Let me explain the difference between git merge and git rebase before I further explain why I prefer git merge.
Both git merge and git rebase solve the same problem. They solve the problem of combining two branches with parallel changes into a single branch with one history. Let’s examine the case where we have a master branch and a feature branch as depicted in the following image.
The feature branch was created from the master branch at the “m2” commit. The feature branch then made changes to the repository in commits “f1” and “f2”. While the “f1” and “f2” changes were being developed, the master branch was updated with the “m3” commit. How do we update the master branch with the changes created in the feature branch?
git merge does this by preserving all of the commits of the feature branch. On the master branch, a new commit will be created which has a historical relationship to both the HEAD of the master branch and the HEAD of the feature branch. This merge commit exists to resolve the final states of the two branches. If the changes introduced between the two branches are not able to be resolved automatically, a merge conflict occurs and the user must resolve the conflict by deciding what changes should be kept prior to the creation of the merge commit. The direction of merging the master branch into the feature branch or merging the feature branch into the master branch generally doesn’t affect the resulting resolution. All that changes is on which branch the merge commit will be initially created.
git rebase, however, achieves resolving the two branches into one history by moving commits within history. For example, instead of the changes of the “f1” commit being applied to “m2”. git rebase will store the changes made in “f1” and “f2”, move the feature branch to instead be based upon “m3”, then apply “f1” and “f2” upon “m3”. If there is a conflict, you must resolve that conflict one by one for each commit which will be applied to the new base commit (in our example, merge conflicts may occur when applying both “f1” and “f2” upon “m3”).

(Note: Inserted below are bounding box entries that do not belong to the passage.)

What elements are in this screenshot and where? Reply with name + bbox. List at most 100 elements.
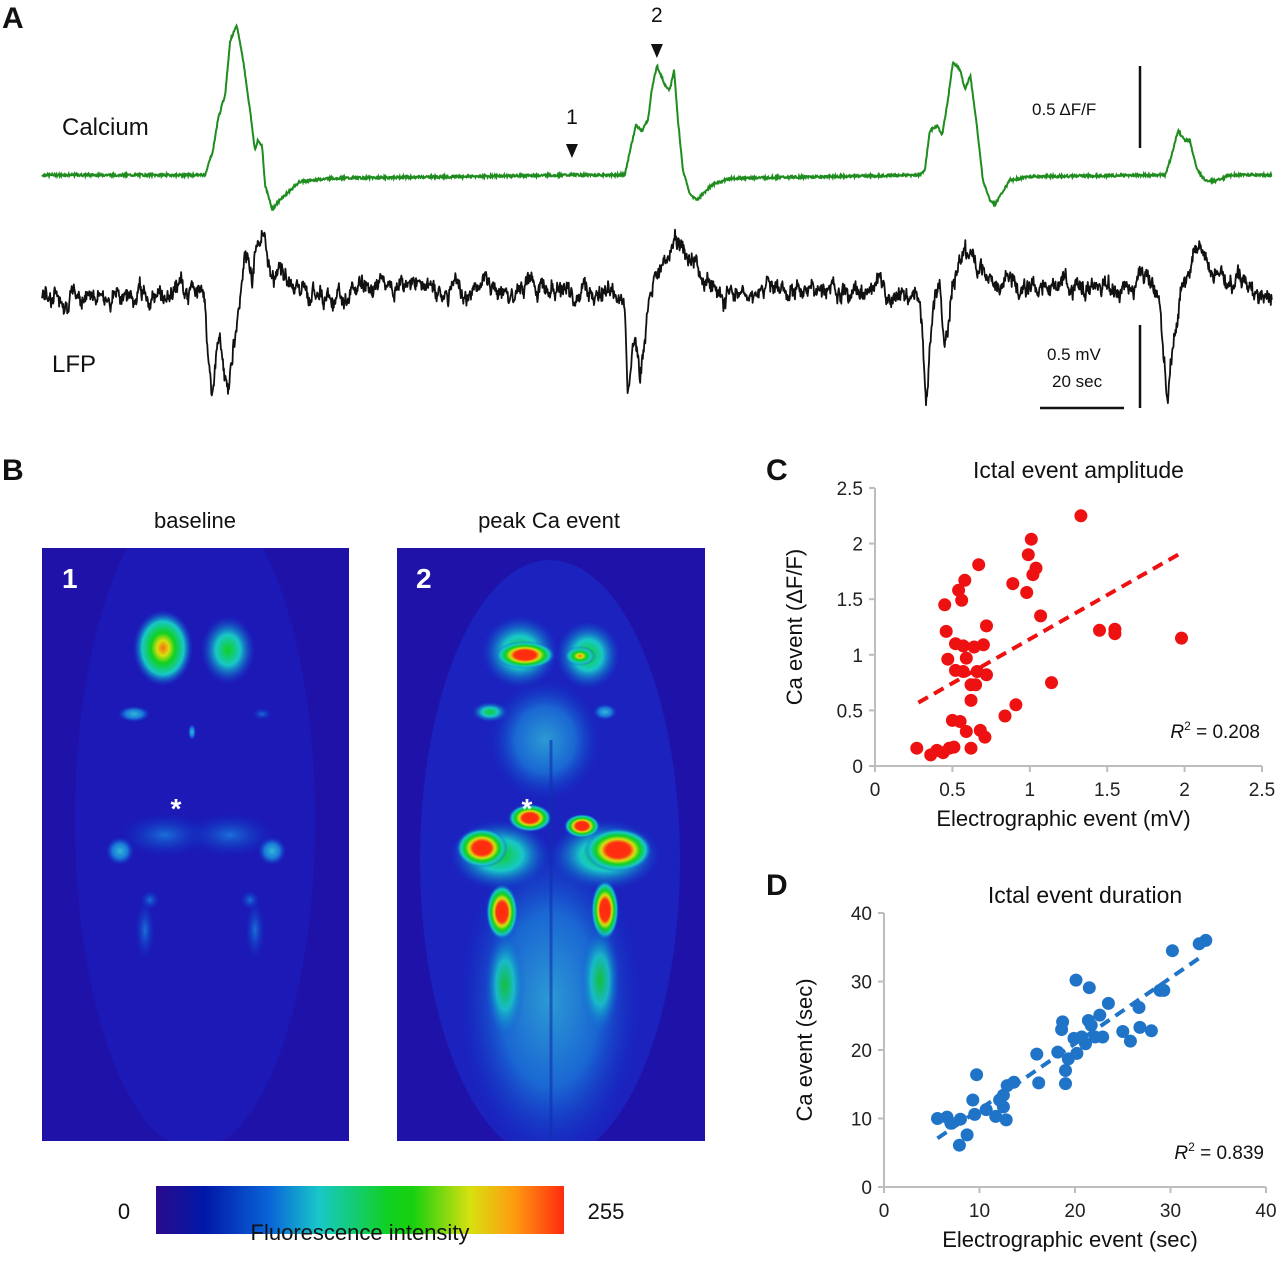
data-point: [980, 668, 993, 682]
data-point: [1034, 609, 1048, 623]
data-point: [956, 639, 970, 653]
x-tick-label: 0: [870, 780, 881, 801]
panel-b: B baseline peak Ca event 1 *: [2, 454, 705, 1245]
chart-title: Ictal event amplitude: [973, 457, 1184, 483]
duration-scatter-chart: 0 10 20 30 40 0 10 20 30 40 Ictal event duration El…: [792, 882, 1277, 1252]
calcium-trace: [41, 23, 1273, 212]
baseline-image: 1 *: [42, 548, 349, 1141]
data-point: [1032, 1076, 1046, 1090]
data-point: [1157, 983, 1171, 997]
data-point: [999, 1113, 1013, 1127]
x-tick-label: 20: [1064, 1201, 1085, 1222]
time-scale-label: 20 sec: [1052, 372, 1103, 391]
data-point: [960, 1128, 974, 1142]
panel-letter-b: B: [2, 454, 24, 487]
asterisk-marker-2: *: [522, 793, 533, 824]
calcium-label: Calcium: [62, 114, 149, 141]
panel-a: A Calcium LFP 12 0.5 ΔF/F 0.5 mV 20 sec: [2, 2, 1273, 410]
data-point: [1084, 1018, 1098, 1032]
colorbar-max-label: 255: [588, 1199, 625, 1224]
data-point: [1101, 996, 1115, 1010]
data-point: [952, 583, 966, 597]
y-tick-label: 20: [851, 1041, 872, 1062]
data-point: [959, 725, 973, 738]
y-tick-label: 40: [851, 904, 872, 925]
data-point: [996, 1100, 1010, 1114]
data-point: [1069, 973, 1083, 987]
data-point: [976, 638, 990, 652]
data-point: [1079, 1037, 1092, 1051]
data-point: [1108, 627, 1122, 641]
data-point: [941, 652, 955, 666]
data-point: [1199, 933, 1213, 947]
data-point: [998, 709, 1012, 723]
image-1-number: 1: [62, 563, 78, 594]
x-tick-label: 1.5: [1094, 780, 1120, 801]
colorbar: [156, 1186, 564, 1234]
data-point: [931, 1112, 944, 1125]
y-tick-label: 0.5: [837, 701, 863, 722]
x-tick-label: 0.5: [939, 780, 965, 801]
peak-image: 2 *: [397, 548, 705, 1141]
data-point: [970, 1068, 984, 1082]
x-axis-label: Electrographic event (sec): [942, 1227, 1198, 1252]
data-point: [1026, 568, 1040, 582]
r-squared-annotation: R2 = 0.208: [1170, 719, 1260, 743]
x-tick-label: 1: [1025, 780, 1036, 801]
data-point: [910, 741, 924, 755]
chart-title: Ictal event duration: [988, 882, 1182, 908]
y-tick-label: 30: [851, 973, 872, 994]
panel-letter-d: D: [766, 869, 788, 902]
data-point: [1009, 698, 1023, 712]
data-point: [953, 715, 967, 728]
x-tick-label: 2.5: [1249, 780, 1275, 801]
data-point: [978, 730, 992, 744]
panel-c: C 0 0.5 1 1.5 2 2.5 0 0.5 1 1.5 2 2.5 Ictal event am…: [766, 454, 1275, 831]
data-point: [1133, 1020, 1147, 1034]
data-point: [972, 558, 986, 572]
lfp-scale-label: 0.5 mV: [1047, 345, 1102, 364]
y-tick-label: 2.5: [837, 479, 863, 500]
x-tick-label: 40: [1255, 1201, 1276, 1222]
r-squared-annotation: R2 = 0.839: [1174, 1140, 1264, 1164]
data-point: [958, 573, 972, 587]
amplitude-scatter-chart: 0 0.5 1 1.5 2 2.5 0 0.5 1 1.5 2 2.5 Ictal event ampl…: [782, 457, 1275, 831]
data-point: [1082, 981, 1096, 995]
data-point: [952, 1138, 966, 1152]
marker-1-arrow-icon: [565, 144, 578, 158]
data-point: [947, 740, 961, 754]
data-point: [1116, 1025, 1130, 1038]
data-point: [1030, 1047, 1044, 1061]
data-point: [1024, 532, 1038, 546]
image-1-title: baseline: [154, 508, 236, 533]
y-tick-label: 1: [852, 646, 863, 667]
data-point: [1123, 1034, 1137, 1048]
x-tick-label: 10: [969, 1201, 990, 1222]
x-tick-label: 0: [879, 1201, 890, 1222]
data-point: [1045, 676, 1058, 690]
lfp-label: LFP: [52, 351, 96, 378]
panel-letter-a: A: [2, 2, 24, 35]
data-point: [1144, 1024, 1158, 1038]
marker-2-arrow-icon: [650, 44, 663, 58]
marker-2-label: 2: [651, 4, 663, 27]
data-point: [1093, 1008, 1107, 1022]
data-point: [1175, 631, 1188, 645]
colorbar-label: Fluorescence intensity: [251, 1220, 470, 1245]
data-point: [1059, 1064, 1072, 1077]
x-tick-label: 2: [1179, 780, 1190, 801]
y-axis-label: Ca event (ΔF/F): [782, 549, 807, 706]
data-point: [1096, 1030, 1110, 1044]
x-axis-label: Electrographic event (mV): [936, 806, 1190, 831]
y-axis-label: Ca event (sec): [792, 978, 817, 1121]
event-markers: 12: [565, 4, 663, 158]
panel-letter-c: C: [766, 454, 788, 487]
lfp-trace: [41, 228, 1273, 407]
data-point: [989, 1109, 1003, 1123]
calcium-scale-label: 0.5 ΔF/F: [1032, 100, 1096, 119]
trendline: [917, 551, 1181, 705]
data-point: [959, 651, 973, 665]
image-2-title: peak Ca event: [478, 508, 620, 533]
data-point: [969, 678, 983, 692]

git rebase is great because the resulting git history is a straight line. There’s no single commit that has more than one parent. However, after the rebase, commits “f1” and “f2” are no longer true preservations of the original “f1” and “f2” commits. Their commit ID will be different. Their content may be different. And as a result, you fall into the same issue which git filter-branch created. If you’re working with a shared remote repository and conducted the rebase locally. You’ll need to force push the rebased changes to the remote repository. A force push risks permanently removing valuable changes that may have been on the remote repository. Additionally, a force push destroys your collaborators’ ability to push/pull to/from that branch on the remote repository.
Generally, teams relegate the use of git rebase to only occur during pull requests to the master branch. Thus, avoiding the potential for collaboration issues. However, I still prefer to never rewrite history.
When working with a team of developers, it is important for git to not get in the way of seamless collaboration. Generally speaking, behavior within git that re-writes history or alters the convention of how most people interact with git should be avoided. Git submodules alter the general git convention by causing changes to be tracked on multiple levels as opposed to just once for the entire project. git filter-branch and git rebase both re-write your git history. And we discussed that there are complications that arise when the git history is changed. In my opinion, git rebase has little advantage over git merge and should almost always be avoided. However, git filter-branch has its uses in dire situations. It’s an “Oh $#!&” button more than it is a useful tool. Good to know it exists, but hopefully you’ll never need to use it.